Pre-trauma, the mind tends to speed up – like when your entire wedding reception is a blur in retrospect. In true trauma, my mind tends to slow W-A-Y, W–A–Y, D — O — W — N… driving a car when it starts flipping and you have time to consider your family … your relationships … your place in the universe … very, slowly, thoughtfully before the full impact of the crash.
Hurricane Katrina was like that. I was a newlywed. I had a new job in Washington DC. We saw the storm coming on the Weather Channel. We saw the images on the victims on TV. We saw the train going off the rails, our brutally unAmerican response. It was the biggest U.S. crisis in my adult life.
“We have to go,” I said to my freshly minted husband.
“Not until we get paid to go,” said his sage mentor.
“We have the skills to help,” I said.
“Let’s see what we can do.”
And we did go. And we did help. The skills of disaster management were natural for us. This was the most meaningful job of my career.
In the aftermath of this American disaster, the children of Katrina were left to manage their own trauma. As humans, seeking the healing we need is our work to do. And there is much to do.
At last we will have a chance to see the perspective of these children in the new HBO documentary from filmmaker Edward Buckles Jr., who was 13 years old during Katrina.

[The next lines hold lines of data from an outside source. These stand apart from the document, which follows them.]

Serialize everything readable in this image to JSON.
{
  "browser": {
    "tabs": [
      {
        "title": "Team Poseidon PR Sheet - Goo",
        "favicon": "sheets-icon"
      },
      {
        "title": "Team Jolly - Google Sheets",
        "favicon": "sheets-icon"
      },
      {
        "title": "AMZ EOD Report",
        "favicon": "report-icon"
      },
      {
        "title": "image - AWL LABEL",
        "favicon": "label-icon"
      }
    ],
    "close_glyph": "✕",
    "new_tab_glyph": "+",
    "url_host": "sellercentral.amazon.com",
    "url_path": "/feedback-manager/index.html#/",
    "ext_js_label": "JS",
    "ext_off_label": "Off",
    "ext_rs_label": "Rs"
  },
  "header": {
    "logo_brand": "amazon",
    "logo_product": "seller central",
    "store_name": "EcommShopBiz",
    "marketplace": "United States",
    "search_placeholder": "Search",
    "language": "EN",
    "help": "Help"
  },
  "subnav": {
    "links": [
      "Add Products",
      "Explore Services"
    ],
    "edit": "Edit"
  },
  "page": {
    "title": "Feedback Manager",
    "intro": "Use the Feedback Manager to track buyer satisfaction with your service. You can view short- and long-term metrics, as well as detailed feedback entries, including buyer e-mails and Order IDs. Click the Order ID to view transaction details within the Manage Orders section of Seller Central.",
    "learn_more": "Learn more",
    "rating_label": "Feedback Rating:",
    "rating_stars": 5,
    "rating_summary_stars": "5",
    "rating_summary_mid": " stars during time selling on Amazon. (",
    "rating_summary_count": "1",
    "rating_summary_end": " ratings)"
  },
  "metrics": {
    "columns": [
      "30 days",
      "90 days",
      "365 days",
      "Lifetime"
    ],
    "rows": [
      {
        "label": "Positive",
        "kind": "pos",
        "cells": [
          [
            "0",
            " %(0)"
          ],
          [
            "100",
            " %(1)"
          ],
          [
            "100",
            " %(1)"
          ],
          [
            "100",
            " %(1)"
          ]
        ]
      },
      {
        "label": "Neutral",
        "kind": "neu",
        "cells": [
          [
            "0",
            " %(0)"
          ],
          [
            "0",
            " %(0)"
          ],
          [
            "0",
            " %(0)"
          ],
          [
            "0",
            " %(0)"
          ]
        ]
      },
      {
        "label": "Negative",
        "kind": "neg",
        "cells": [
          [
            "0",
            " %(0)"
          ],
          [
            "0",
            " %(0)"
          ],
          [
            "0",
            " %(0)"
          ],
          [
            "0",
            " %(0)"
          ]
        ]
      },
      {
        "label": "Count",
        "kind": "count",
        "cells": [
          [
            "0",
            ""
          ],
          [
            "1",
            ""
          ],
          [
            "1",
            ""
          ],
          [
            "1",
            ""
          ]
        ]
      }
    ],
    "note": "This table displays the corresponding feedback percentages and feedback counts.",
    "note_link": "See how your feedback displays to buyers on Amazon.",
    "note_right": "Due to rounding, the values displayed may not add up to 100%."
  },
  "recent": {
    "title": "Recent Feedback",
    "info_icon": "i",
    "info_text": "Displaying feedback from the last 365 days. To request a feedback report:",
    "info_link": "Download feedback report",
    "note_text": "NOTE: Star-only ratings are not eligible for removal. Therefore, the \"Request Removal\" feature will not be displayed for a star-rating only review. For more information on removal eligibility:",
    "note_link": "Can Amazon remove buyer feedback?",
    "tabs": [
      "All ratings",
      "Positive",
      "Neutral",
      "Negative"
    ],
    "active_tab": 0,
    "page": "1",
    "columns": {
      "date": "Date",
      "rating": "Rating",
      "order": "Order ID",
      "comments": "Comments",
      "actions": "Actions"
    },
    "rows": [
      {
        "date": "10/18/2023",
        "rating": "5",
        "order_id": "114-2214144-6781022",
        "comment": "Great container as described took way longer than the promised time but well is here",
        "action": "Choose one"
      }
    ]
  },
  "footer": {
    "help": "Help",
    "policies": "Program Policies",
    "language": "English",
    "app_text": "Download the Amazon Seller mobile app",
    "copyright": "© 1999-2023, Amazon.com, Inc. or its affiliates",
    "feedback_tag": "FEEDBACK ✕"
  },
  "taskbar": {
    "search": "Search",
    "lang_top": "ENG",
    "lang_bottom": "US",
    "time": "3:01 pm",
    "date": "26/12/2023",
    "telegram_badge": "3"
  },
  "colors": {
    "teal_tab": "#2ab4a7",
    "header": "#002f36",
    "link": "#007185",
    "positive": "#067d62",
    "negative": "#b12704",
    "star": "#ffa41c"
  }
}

Buckles spent seven years documenting the stories of his peers who survived the storm as children and processing his own grief, displacement story, and loss.
If you don’t know where you came from, it’s hard to know where you are going.

One reply on “Katrina Babies”
My Way Down memory is of a seemingly detached president peering at the devastation from a far up window of Air Force 1.